Si fa fatica a trovare qualcosa di italiano nelle librerie di Montevideo aperte venerdì sera in occasione della seconda edizione della "Noche de las librerias". Una delle poche eccezioni è rappresentata dalla "Linardi y Risso", storica casa di libri situata all’interno della Ciudad Vieja, dove si nasconde un piccolo legame con la Liguria lontano nel tempo.
"Nella storia dello sviluppo delle librerie in Uruguay c’è stata pochissima Italia" riconosce subito Andrés Linardi mettendo quasi le mani avanti. "La maggior parte dei negozi e la maggior parte dei propulsori erano quasi tutti spagnoli. Questa situazione è abbastanza strana per una nazione che ha tanta Italia praticamente in tutti i settori. Non sono in grado di spiegare il perché ma questi tipi di divisioni sono abbastanza comuni nelle società. Anche i bar ad esempio si dice che fossero tutti spagnoli. Forse noi siamo l’unica libreria di origine italiana a Montevideo".
Non è un caso infatti che la "Noche de las librerias" sia organizzata dal Centro Cultural de España che è riuscita a riunire 46 librerie di tutto il paese per partecipare a questo evento che ha ottenuto l’appoggio delle istituzioni uruguaiane.
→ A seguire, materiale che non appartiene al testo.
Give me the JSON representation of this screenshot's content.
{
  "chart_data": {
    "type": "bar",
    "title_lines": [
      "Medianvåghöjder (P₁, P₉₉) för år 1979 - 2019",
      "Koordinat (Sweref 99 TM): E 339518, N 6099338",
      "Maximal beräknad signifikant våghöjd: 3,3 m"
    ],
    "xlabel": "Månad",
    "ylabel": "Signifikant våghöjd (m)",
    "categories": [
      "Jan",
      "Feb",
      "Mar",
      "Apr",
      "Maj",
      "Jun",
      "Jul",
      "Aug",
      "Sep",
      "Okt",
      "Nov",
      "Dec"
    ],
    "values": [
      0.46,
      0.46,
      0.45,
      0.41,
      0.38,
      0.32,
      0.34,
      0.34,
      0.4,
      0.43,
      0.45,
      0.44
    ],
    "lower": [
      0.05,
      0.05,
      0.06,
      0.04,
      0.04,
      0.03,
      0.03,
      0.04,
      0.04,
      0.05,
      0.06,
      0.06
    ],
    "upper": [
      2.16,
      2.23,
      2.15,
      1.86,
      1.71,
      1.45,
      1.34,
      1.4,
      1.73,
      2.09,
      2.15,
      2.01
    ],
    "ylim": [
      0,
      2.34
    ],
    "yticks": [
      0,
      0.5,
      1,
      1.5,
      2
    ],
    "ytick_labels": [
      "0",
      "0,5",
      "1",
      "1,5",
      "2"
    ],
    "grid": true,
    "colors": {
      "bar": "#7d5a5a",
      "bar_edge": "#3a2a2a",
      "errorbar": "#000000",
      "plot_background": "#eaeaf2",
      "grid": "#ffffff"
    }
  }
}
Le adesioni quest’anno sono praticamente raddoppiate con una discreta presenza anche nell’interno: Paysandú, Punta del Este, Pinar, Parque del Plata e Fray Bentos. Con un’esposizione sull’origine delle librerie in Uruguay, la Linardi y Risso custodisce i ricordi e la storia dello sviluppo di questo settore che ha attraversato vicende alterne e sopravvive oggi al regno del digitale.
Fondata da Adolfo Linardi nel 1944, la libreria cambia nome all’inizio degli anni cinquanta con l’approdo di un secondo socio, Juan Ignacio Risso. Specializzata in letteratura latinoamericana, da qui sono passati in oltre settant’anni di vita tanti scrittori, artisti e presidenti. Come racconta il figlio Andrés c’è anche qualche traccia di Liguria in questo luogo simbolico della cultura di Montevideo.
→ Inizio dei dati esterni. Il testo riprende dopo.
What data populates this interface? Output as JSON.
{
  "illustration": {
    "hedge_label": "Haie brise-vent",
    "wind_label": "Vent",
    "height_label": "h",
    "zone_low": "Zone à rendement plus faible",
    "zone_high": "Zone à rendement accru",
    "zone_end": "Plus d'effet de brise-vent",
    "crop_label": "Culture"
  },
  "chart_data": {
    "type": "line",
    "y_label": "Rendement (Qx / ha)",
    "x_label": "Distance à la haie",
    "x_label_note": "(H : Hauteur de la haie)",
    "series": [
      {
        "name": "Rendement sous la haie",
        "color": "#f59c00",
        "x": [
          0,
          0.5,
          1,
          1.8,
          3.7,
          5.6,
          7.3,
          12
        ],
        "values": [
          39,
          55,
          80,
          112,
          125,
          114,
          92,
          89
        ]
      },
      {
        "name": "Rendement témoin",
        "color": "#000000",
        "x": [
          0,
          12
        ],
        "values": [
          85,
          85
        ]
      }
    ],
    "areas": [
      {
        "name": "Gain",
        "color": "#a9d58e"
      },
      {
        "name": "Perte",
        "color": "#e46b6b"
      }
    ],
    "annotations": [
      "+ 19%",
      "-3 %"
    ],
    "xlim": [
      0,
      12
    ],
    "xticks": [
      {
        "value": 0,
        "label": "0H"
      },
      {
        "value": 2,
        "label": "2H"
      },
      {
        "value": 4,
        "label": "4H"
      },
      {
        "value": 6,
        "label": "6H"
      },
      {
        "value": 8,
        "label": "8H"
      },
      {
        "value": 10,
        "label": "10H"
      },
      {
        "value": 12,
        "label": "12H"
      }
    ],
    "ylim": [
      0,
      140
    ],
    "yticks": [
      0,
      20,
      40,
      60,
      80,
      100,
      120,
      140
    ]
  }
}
"La nostra famiglia ha antiche origini italiane, per via di un nostro antenato che si chiamava Lorenzo Linardi ed era di Deiva Marina, un piccolo paese che si trova a metà strada tra Genova e La Spezia. Noi avevamo poche informazioni al riguardo, ma mio padre intorno agli anni novanta trovò in una copia del giornale L’Eco d’Italia il nome del nostro antenato e il paese di nascita".
Era un annuncio della delegazione italiana che convocava -senza specificarne il perché- diversi cittadini sul giornale della comunità italiana. Da lì i Linardi riuscirono a riunire tutta la documentazione necessaria ed ottennero la cittadinanza. Della famiglia Risso si conoscono invece maggiori informazioni come testimonia il libro "Guía para navegantes de la familia Risso" una ricerca sulla storia della famiglia, anch’essa ligure. Mentre Andrés Linardi risponde con estrema precisione alle domande, sfoglia le pagine di un testo molto corposo "Gli italiani nell’Uruguay", un dizionario con più di mille biografie scritto da Horacio Araújo Villagrán nel 1920.
Insieme a "La Camera di Commercio italiana di Montevideo" , "Familias italianas en el Río de la Plata" e "Presenza d’Italia in Uruguay nel secolo XIX" è uno dei pochi libri italiani rimasti. "Iniziative come la Noche de las librerias" -sostiene- "sono importanti perché consentono ai lettori di accedere alle librerie in un orario dove sono di solito chiuse. Questa è un’opportunità perché in genere quando noi siamo aperti, la gente lavora e non può venire". Sulla sopravvivenza del cartaceo contro l’avanzata del digitale, il discendente ligure non ha dubbi: "Un libro è un bene proprio di cui ci impossessiamo una volta ottenuto e non ha data di scadenza. Lo si può toccare, lo si può sottolineare. La tecnologia invece ha un periodo di vita limitato destinato ad essere rimpiazzato in breve tempo. Il libro è un patrimonio che non ha tempo".